SCA clarifies Eskom’s right to payment for municipal electricity used

14th March 2022 By: Donna Slater - Features Deputy Editor and Chief Photographer

Power utility Eskom achieved a significant legal victory against municipalities when the Supreme Court of Appeal (SCA) on March 9 affirmed its right to payment for services rendered to municipalities.

This was the conclusion of a court case between Eskom and the Free State province, in which the SCA ruled that the Letsemeng local municipality in the Free State must pay Eskom all amounts due for electricity it receives from Eskom, when such amounts are due and payable, in terms of the electricity supply agreement concluded between the parties.

The court case follows a long-running legal battle in which Eskom had been trying to recover debt owed by the municipality that had accumulated to more than R41-million by January 2020. 

The outstanding debt owed by the Letsemeng local municipality has since increased to R108.5-million as at the end of February this year.
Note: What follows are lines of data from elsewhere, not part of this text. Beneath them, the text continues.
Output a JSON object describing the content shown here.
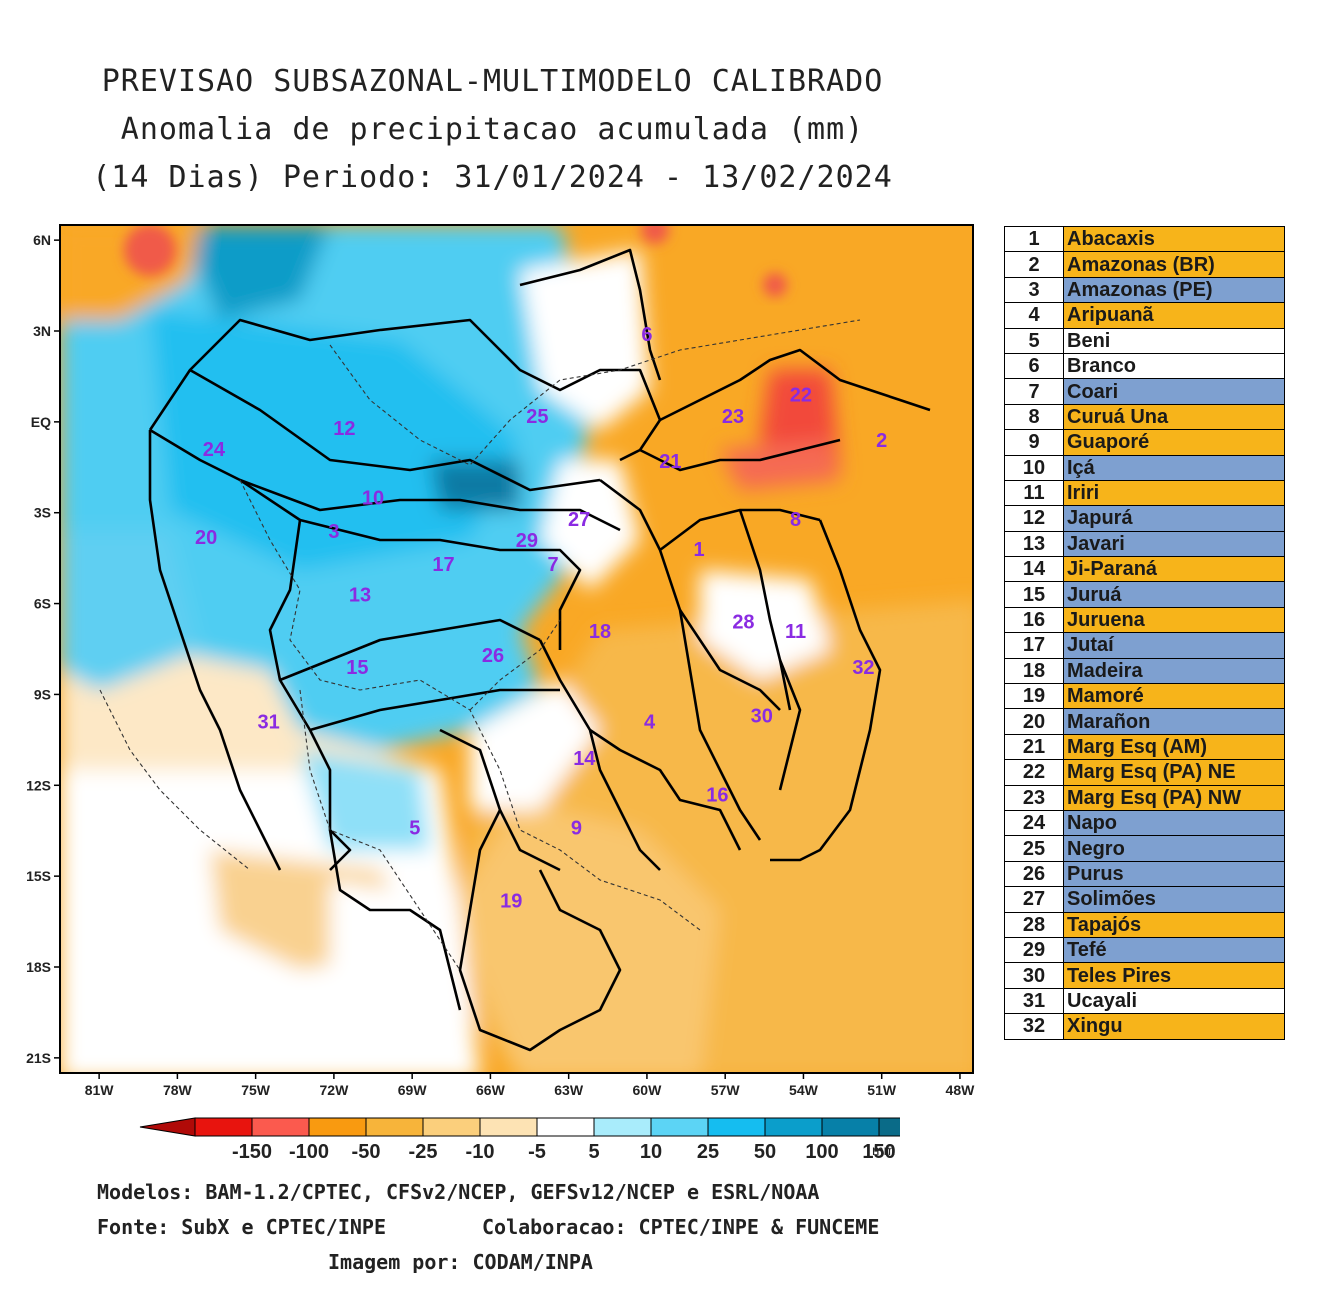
{
  "title": {
    "line1": "PREVISAO SUBSAZONAL-MULTIMODELO CALIBRADO",
    "line2": "Anomalia de precipitacao acumulada (mm)",
    "line3": "(14 Dias) Periodo: 31/01/2024 - 13/02/2024"
  },
  "map": {
    "lat_labels": [
      "6N",
      "3N",
      "EQ",
      "3S",
      "6S",
      "9S",
      "12S",
      "15S",
      "18S",
      "21S"
    ],
    "lon_labels": [
      "81W",
      "78W",
      "75W",
      "72W",
      "69W",
      "66W",
      "63W",
      "60W",
      "57W",
      "54W",
      "51W",
      "48W"
    ],
    "basin_numbers": [
      {
        "id": "6",
        "lon": -60.0,
        "lat": 2.9
      },
      {
        "id": "22",
        "lon": -54.1,
        "lat": 0.9
      },
      {
        "id": "23",
        "lon": -56.7,
        "lat": 0.2
      },
      {
        "id": "25",
        "lon": -64.2,
        "lat": 0.2
      },
      {
        "id": "12",
        "lon": -71.6,
        "lat": -0.2
      },
      {
        "id": "2",
        "lon": -51.0,
        "lat": -0.6
      },
      {
        "id": "24",
        "lon": -76.6,
        "lat": -0.9
      },
      {
        "id": "21",
        "lon": -59.1,
        "lat": -1.3
      },
      {
        "id": "10",
        "lon": -70.5,
        "lat": -2.5
      },
      {
        "id": "8",
        "lon": -54.3,
        "lat": -3.2
      },
      {
        "id": "27",
        "lon": -62.6,
        "lat": -3.2
      },
      {
        "id": "3",
        "lon": -72.0,
        "lat": -3.6
      },
      {
        "id": "20",
        "lon": -76.9,
        "lat": -3.8
      },
      {
        "id": "29",
        "lon": -64.6,
        "lat": -3.9
      },
      {
        "id": "1",
        "lon": -58.0,
        "lat": -4.2
      },
      {
        "id": "7",
        "lon": -63.6,
        "lat": -4.7
      },
      {
        "id": "17",
        "lon": -67.8,
        "lat": -4.7
      },
      {
        "id": "13",
        "lon": -71.0,
        "lat": -5.7
      },
      {
        "id": "28",
        "lon": -56.3,
        "lat": -6.6
      },
      {
        "id": "11",
        "lon": -54.3,
        "lat": -6.9
      },
      {
        "id": "18",
        "lon": -61.8,
        "lat": -6.9
      },
      {
        "id": "26",
        "lon": -65.9,
        "lat": -7.7
      },
      {
        "id": "32",
        "lon": -51.7,
        "lat": -8.1
      },
      {
        "id": "15",
        "lon": -71.1,
        "lat": -8.1
      },
      {
        "id": "4",
        "lon": -59.9,
        "lat": -9.9
      },
      {
        "id": "31",
        "lon": -74.5,
        "lat": -9.9
      },
      {
        "id": "30",
        "lon": -55.6,
        "lat": -9.7
      },
      {
        "id": "14",
        "lon": -62.4,
        "lat": -11.1
      },
      {
        "id": "16",
        "lon": -57.3,
        "lat": -12.3
      },
      {
        "id": "5",
        "lon": -68.9,
        "lat": -13.4
      },
      {
        "id": "9",
        "lon": -62.7,
        "lat": -13.4
      },
      {
        "id": "19",
        "lon": -65.2,
        "lat": -15.8
      }
    ]
  },
  "legend": [
    {
      "num": "1",
      "name": "Abacaxis",
      "color": "#f7b41a"
    },
    {
      "num": "2",
      "name": "Amazonas (BR)",
      "color": "#f7b41a"
    },
    {
      "num": "3",
      "name": "Amazonas (PE)",
      "color": "#7ea0d0"
    },
    {
      "num": "4",
      "name": "Aripuanã",
      "color": "#f7b41a"
    },
    {
      "num": "5",
      "name": "Beni",
      "color": "#ffffff"
    },
    {
      "num": "6",
      "name": "Branco",
      "color": "#ffffff"
    },
    {
      "num": "7",
      "name": "Coari",
      "color": "#7ea0d0"
    },
    {
      "num": "8",
      "name": "Curuá Una",
      "color": "#f7b41a"
    },
    {
      "num": "9",
      "name": "Guaporé",
      "color": "#f7b41a"
    },
    {
      "num": "10",
      "name": "Içá",
      "color": "#7ea0d0"
    },
    {
      "num": "11",
      "name": "Iriri",
      "color": "#f7b41a"
    },
    {
      "num": "12",
      "name": "Japurá",
      "color": "#7ea0d0"
    },
    {
      "num": "13",
      "name": "Javari",
      "color": "#7ea0d0"
    },
    {
      "num": "14",
      "name": "Ji-Paraná",
      "color": "#f7b41a"
    },
    {
      "num": "15",
      "name": "Juruá",
      "color": "#7ea0d0"
    },
    {
      "num": "16",
      "name": "Juruena",
      "color": "#f7b41a"
    },
    {
      "num": "17",
      "name": "Jutaí",
      "color": "#7ea0d0"
    },
    {
      "num": "18",
      "name": "Madeira",
      "color": "#7ea0d0"
    },
    {
      "num": "19",
      "name": "Mamoré",
      "color": "#f7b41a"
    },
    {
      "num": "20",
      "name": "Marañon",
      "color": "#7ea0d0"
    },
    {
      "num": "21",
      "name": "Marg Esq (AM)",
      "color": "#f7b41a"
    },
    {
      "num": "22",
      "name": "Marg Esq (PA) NE",
      "color": "#f7b41a"
    },
    {
      "num": "23",
      "name": "Marg Esq (PA) NW",
      "color": "#f7b41a"
    },
    {
      "num": "24",
      "name": "Napo",
      "color": "#7ea0d0"
    },
    {
      "num": "25",
      "name": "Negro",
      "color": "#7ea0d0"
    },
    {
      "num": "26",
      "name": "Purus",
      "color": "#7ea0d0"
    },
    {
      "num": "27",
      "name": "Solimões",
      "color": "#7ea0d0"
    },
    {
      "num": "28",
      "name": "Tapajós",
      "color": "#f7b41a"
    },
    {
      "num": "29",
      "name": "Tefé",
      "color": "#7ea0d0"
    },
    {
      "num": "30",
      "name": "Teles Pires",
      "color": "#f7b41a"
    },
    {
      "num": "31",
      "name": "Ucayali",
      "color": "#ffffff"
    },
    {
      "num": "32",
      "name": "Xingu",
      "color": "#f7b41a"
    }
  ],
  "colorbar": {
    "labels": [
      "-150",
      "-100",
      "-50",
      "-25",
      "-10",
      "-5",
      "5",
      "10",
      "25",
      "50",
      "100",
      "150"
    ],
    "unit": "mm",
    "colors": [
      "#e8140e",
      "#fb5a4e",
      "#f99a10",
      "#f7b43a",
      "#fbcf7c",
      "#fde3b4",
      "#ffffff",
      "#a9ecfb",
      "#5cd4f5",
      "#15bdf0",
      "#0b9ecb",
      "#0780a8",
      "#0a6b88"
    ],
    "end_low_color": "#b00a08",
    "end_high_color": "#054e66"
  },
  "credits": {
    "models": "Modelos: BAM-1.2/CPTEC, CFSv2/NCEP, GEFSv12/NCEP e ESRL/NOAA",
    "source": "Fonte: SubX e CPTEC/INPE",
    "collab": "Colaboracao: CPTEC/INPE & FUNCEME",
    "image": "Imagem por: CODAM/INPA"
  }
}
This is despite several agreements by the municipality to discharge its debt obligations to Eskom. 

The SCA further directed the municipality to pay Eskom its portion of the equitable share that relates to electricity within 24 hours of receipt of the equitable share, as well as awarding legal costs to the municipality.

Included in its judgment, the SCA ordered the municipality to settle all arrear debts due to Eskom in accordance with the terms of the acknowledgement of debt and payment plan concluded between the parties and to pay the R5-million the National Treasury had made available to the municipality for the payment of its electricity debt.
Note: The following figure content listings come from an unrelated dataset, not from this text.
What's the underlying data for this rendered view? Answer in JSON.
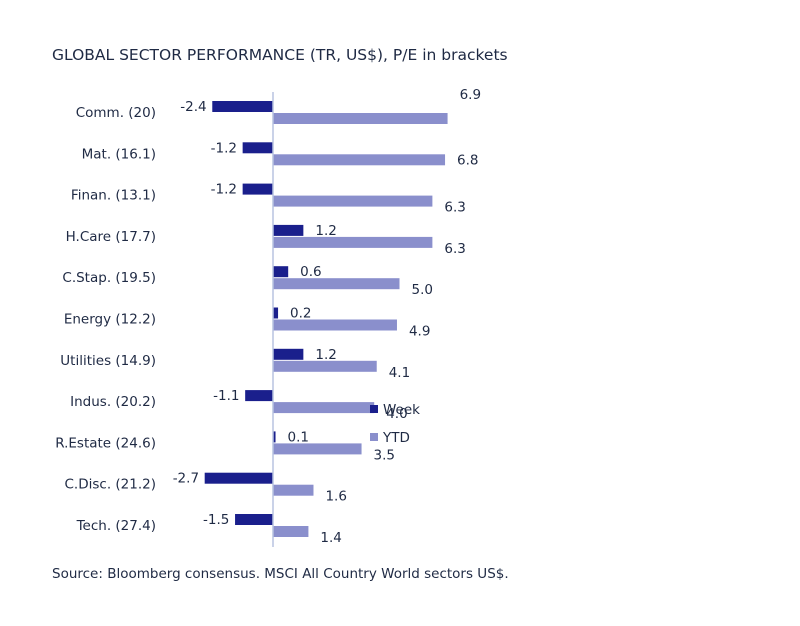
{
  "title": "GLOBAL SECTOR PERFORMANCE (TR, US$), P/E in brackets",
  "source": "Source: Bloomberg consensus. MSCI All Country World sectors US$.",
  "colors": {
    "week": "#1a1f8c",
    "ytd": "#8a8fcc",
    "axis": "#b8c4e0",
    "text": "#1f2a44"
  },
  "chart_data": {
    "type": "bar",
    "orientation": "horizontal",
    "categories": [
      "Comm. (20)",
      "Mat. (16.1)",
      "Finan. (13.1)",
      "H.Care (17.7)",
      "C.Stap. (19.5)",
      "Energy (12.2)",
      "Utilities (14.9)",
      "Indus. (20.2)",
      "R.Estate (24.6)",
      "C.Disc. (21.2)",
      "Tech. (27.4)"
    ],
    "series": [
      {
        "name": "Week",
        "values": [
          -2.4,
          -1.2,
          -1.2,
          1.2,
          0.6,
          0.2,
          1.2,
          -1.1,
          0.1,
          -2.7,
          -1.5
        ]
      },
      {
        "name": "YTD",
        "values": [
          6.9,
          6.8,
          6.3,
          6.3,
          5.0,
          4.9,
          4.1,
          4.0,
          3.5,
          1.6,
          1.4
        ]
      }
    ],
    "value_labels": {
      "Week": [
        "-2.4",
        "-1.2",
        "-1.2",
        "1.2",
        "0.6",
        "0.2",
        "1.2",
        "-1.1",
        "0.1",
        "-2.7",
        "-1.5"
      ],
      "YTD": [
        "6.9",
        "6.8",
        "6.3",
        "6.3",
        "5.0",
        "4.9",
        "4.1",
        "4.0",
        "3.5",
        "1.6",
        "1.4"
      ]
    },
    "legend_position": "right, middle",
    "grid": false
  }
}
The SCA was also critical of the dishonesty of the municipality in its dealings with Eskom which it described as disgraceful.
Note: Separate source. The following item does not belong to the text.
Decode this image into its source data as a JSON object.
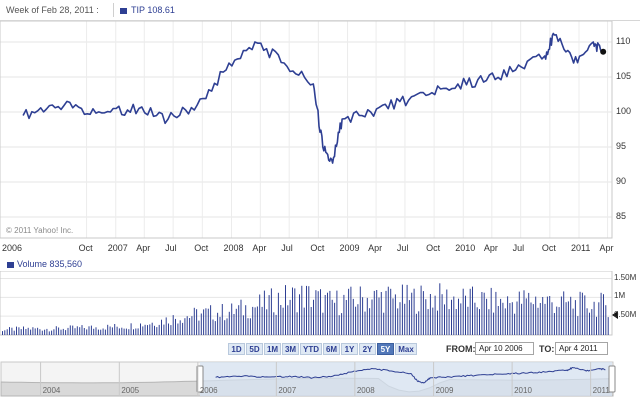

The SCA further rejected the Letsemeng municipality’s contention that there was a dispute concerning the municipality’s mode of payment that should be referred to the regulator and other executive authorities in terms of the Intergovernmental Relations Framework Act (IRFA) because it was unable to pay.

Further, the SCA found that the municipality must pay Eskom money owed within 30 days of receiving the relevant invoice or statement.

In its judgment, the SCA said Eskom had made several attempts to assist the municipality with the structuring of its debt and that this was evident in at least two written acknowledgements of debt and repayment plans.

The SCA further noted that such repayment plans were prepared by the municipality, and that it, on its own accord, structured and prepared the terms of repayment and gave written assurances that it could afford to pay the amounts that formed part of those repayment plans.

However, in a statement, Eskom points out that, despite the municipality’s express undertakings to pay its debt to Eskom, including current account payments and the repayment of arrears debt, the municipality reneged on its undertakings.

In total, municipalities throughout South Africa owe Eskom more than R44-billion in unpaid debt for the supply of electricity.

In its effort to recover these debts, Eskom says such attempts have often been frustrated by conflicting high court judgments, some of which have been used by “delinquent” municipalities as justification for their failure to meet their obligations to Eskom.

Meanwhile, Eskom also notes that the SCA judgement makes it clear that if a municipality raises a dispute in terms of the IRFA as a defence or claims it is unable to pay, such an action would not absolve it of its legal obligations to pay Eskom for the bulk electricity it receives.